Authors should explain how DisDock has the potential to accommodate the flexibility of both ligands and proteins. In l.47 or l.76 authors state that rigid protein structures are used.
Table 1 is confusing. Are the percentiles referring to mean distance between predicted and experimental position? This is only mentioned in the text but not in the caption Is 25% the best predictions or the worst ones? This is not clear. The authors also justify that they do not compare against Metal3D because it only was trained on zinc, yet they compare the predictor by Wang et.al trained only on copper with their method. For Metal3D it was also shown that it performs well for 10 of the 16 metals in the training set for DisDock even if it was trained only on zinc.
The authors should also provide a segmented analysis of the performance of their method for the different metal ions in the dataset in the main text of the paper. I don't think it makes sense to train the method on 5 CD sites and have actually 0 examples in the test set. In this case this metal should be excluded from training at all.

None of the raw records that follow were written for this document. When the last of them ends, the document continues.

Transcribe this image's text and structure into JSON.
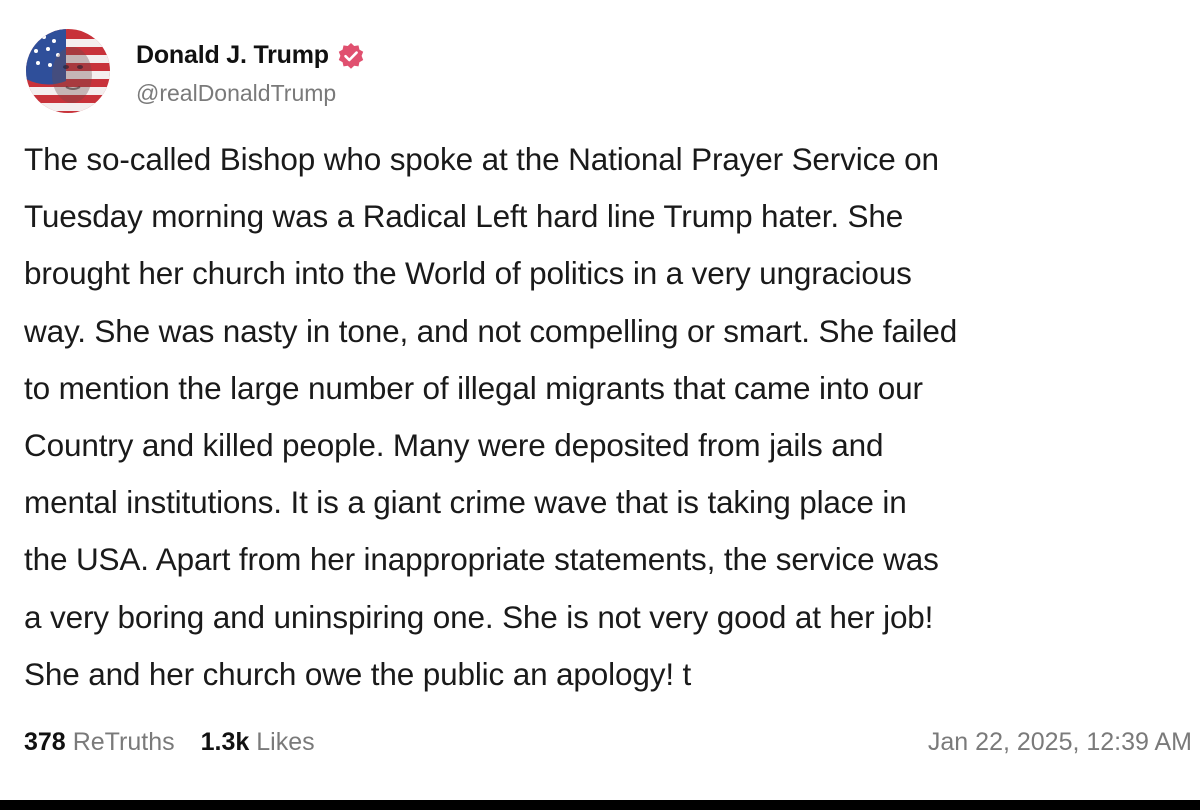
{
  "post": {
    "author": {
      "display_name": "Donald J. Trump",
      "handle": "@realDonaldTrump",
      "verified": true,
      "avatar_icon": "avatar-flag-portrait-icon",
      "verified_icon": "verified-badge-icon",
      "verified_color": "#e0506f"
    },
    "body_lines": [
      "The so-called Bishop who spoke at the National Prayer Service on",
      "Tuesday morning was a Radical Left hard line Trump hater. She",
      "brought her church into the World of politics in a very ungracious",
      "way. She was nasty in tone, and not compelling or smart. She failed",
      "to mention the large number of illegal migrants that came into our",
      "Country and killed people. Many were deposited from jails and",
      "mental institutions. It is a giant crime wave that is taking place in",
      "the USA. Apart from her inappropriate statements, the service was",
      "a very boring and uninspiring one. She is not very good at her job!",
      "She and her church owe the public an apology! t"
    ],
    "stats": {
      "retruths_count": "378",
      "retruths_label": "ReTruths",
      "likes_count": "1.3k",
      "likes_label": "Likes"
    },
    "timestamp": "Jan 22, 2025, 12:39 AM"
  },
  "colors": {
    "text": "#1a1a1a",
    "muted": "#7a7a7a",
    "background": "#ffffff",
    "bottom_bar": "#000000"
  }
}
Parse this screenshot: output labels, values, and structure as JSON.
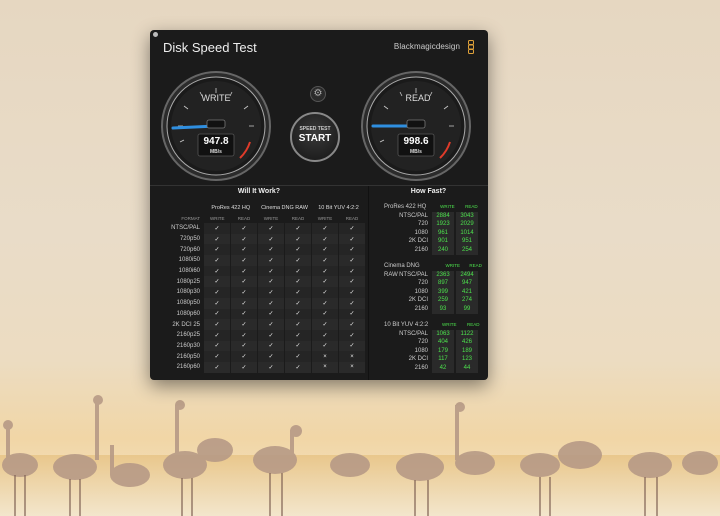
{
  "app": {
    "title": "Disk Speed Test",
    "brand": "Blackmagicdesign"
  },
  "gauges": {
    "write": {
      "label": "WRITE",
      "value": "947.8",
      "unit": "MB/s"
    },
    "read": {
      "label": "READ",
      "value": "998.6",
      "unit": "MB/s"
    }
  },
  "start": {
    "small": "SPEED TEST",
    "big": "START"
  },
  "settings_icon": "gear-icon",
  "will_it_work": {
    "title": "Will It Work?",
    "format_label": "FORMAT",
    "groups": [
      "ProRes 422 HQ",
      "Cinema DNG RAW",
      "10 Bit YUV 4:2:2"
    ],
    "sub": [
      "WRITE",
      "READ"
    ],
    "rows": [
      {
        "f": "NTSC/PAL",
        "v": [
          "✓",
          "✓",
          "✓",
          "✓",
          "✓",
          "✓"
        ]
      },
      {
        "f": "720p50",
        "v": [
          "✓",
          "✓",
          "✓",
          "✓",
          "✓",
          "✓"
        ]
      },
      {
        "f": "720p60",
        "v": [
          "✓",
          "✓",
          "✓",
          "✓",
          "✓",
          "✓"
        ]
      },
      {
        "f": "1080i50",
        "v": [
          "✓",
          "✓",
          "✓",
          "✓",
          "✓",
          "✓"
        ]
      },
      {
        "f": "1080i60",
        "v": [
          "✓",
          "✓",
          "✓",
          "✓",
          "✓",
          "✓"
        ]
      },
      {
        "f": "1080p25",
        "v": [
          "✓",
          "✓",
          "✓",
          "✓",
          "✓",
          "✓"
        ]
      },
      {
        "f": "1080p30",
        "v": [
          "✓",
          "✓",
          "✓",
          "✓",
          "✓",
          "✓"
        ]
      },
      {
        "f": "1080p50",
        "v": [
          "✓",
          "✓",
          "✓",
          "✓",
          "✓",
          "✓"
        ]
      },
      {
        "f": "1080p60",
        "v": [
          "✓",
          "✓",
          "✓",
          "✓",
          "✓",
          "✓"
        ]
      },
      {
        "f": "2K DCI 25",
        "v": [
          "✓",
          "✓",
          "✓",
          "✓",
          "✓",
          "✓"
        ]
      },
      {
        "f": "2160p25",
        "v": [
          "✓",
          "✓",
          "✓",
          "✓",
          "✓",
          "✓"
        ]
      },
      {
        "f": "2160p30",
        "v": [
          "✓",
          "✓",
          "✓",
          "✓",
          "✓",
          "✓"
        ]
      },
      {
        "f": "2160p50",
        "v": [
          "✓",
          "✓",
          "✓",
          "✓",
          "×",
          "×"
        ]
      },
      {
        "f": "2160p60",
        "v": [
          "✓",
          "✓",
          "✓",
          "✓",
          "×",
          "×"
        ]
      }
    ]
  },
  "how_fast": {
    "title": "How Fast?",
    "sub": [
      "WRITE",
      "READ"
    ],
    "groups": [
      {
        "name": "ProRes 422 HQ",
        "rows": [
          {
            "f": "NTSC/PAL",
            "w": "2884",
            "r": "3043"
          },
          {
            "f": "720",
            "w": "1923",
            "r": "2029"
          },
          {
            "f": "1080",
            "w": "961",
            "r": "1014"
          },
          {
            "f": "2K DCI",
            "w": "901",
            "r": "951"
          },
          {
            "f": "2160",
            "w": "240",
            "r": "254"
          }
        ]
      },
      {
        "name": "Cinema DNG RAW",
        "rows": [
          {
            "f": "NTSC/PAL",
            "w": "2363",
            "r": "2494"
          },
          {
            "f": "720",
            "w": "897",
            "r": "947"
          },
          {
            "f": "1080",
            "w": "399",
            "r": "421"
          },
          {
            "f": "2K DCI",
            "w": "259",
            "r": "274"
          },
          {
            "f": "2160",
            "w": "93",
            "r": "99"
          }
        ]
      },
      {
        "name": "10 Bit YUV 4:2:2",
        "rows": [
          {
            "f": "NTSC/PAL",
            "w": "1063",
            "r": "1122"
          },
          {
            "f": "720",
            "w": "404",
            "r": "426"
          },
          {
            "f": "1080",
            "w": "179",
            "r": "189"
          },
          {
            "f": "2K DCI",
            "w": "117",
            "r": "123"
          },
          {
            "f": "2160",
            "w": "42",
            "r": "44"
          }
        ]
      }
    ]
  },
  "colors": {
    "needle": "#2f8fe0",
    "ok": "#4ce14c",
    "red_zone": "#e03b2a"
  }
}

For inference there seems to be a bit of divergence of where the actual metal is placed depending on the input search region. The authors should quantify this and provide a recommendation how many runs should be run starting from different location based on this analysis. Otherwise they cannot claim as in l.201 that the performance is consistent irrespective of the chosen initial location. In Figure S1 they just analyze the dependence on the starting distance. But there might also be an influence which equidistant starting point is used.
For BioMetAll, the authors should clearly detail in the methods section with what parameters the results have been computed and what is used as reference (any probe or just the cluster centers).
It is also not correct that Metal3D takes the entire protein as input. Metal3D operates on residue centered voxel grids, that can be aggregated to compute a prediction for the whole protein but it is also possible to compute the binding probability around a specific residue.
The authors should also clarify about code/data availability.
Disclaimer: I am one of the authors of Metal3D (Simon Duerr).
This review is licensed under CC BY 4.0.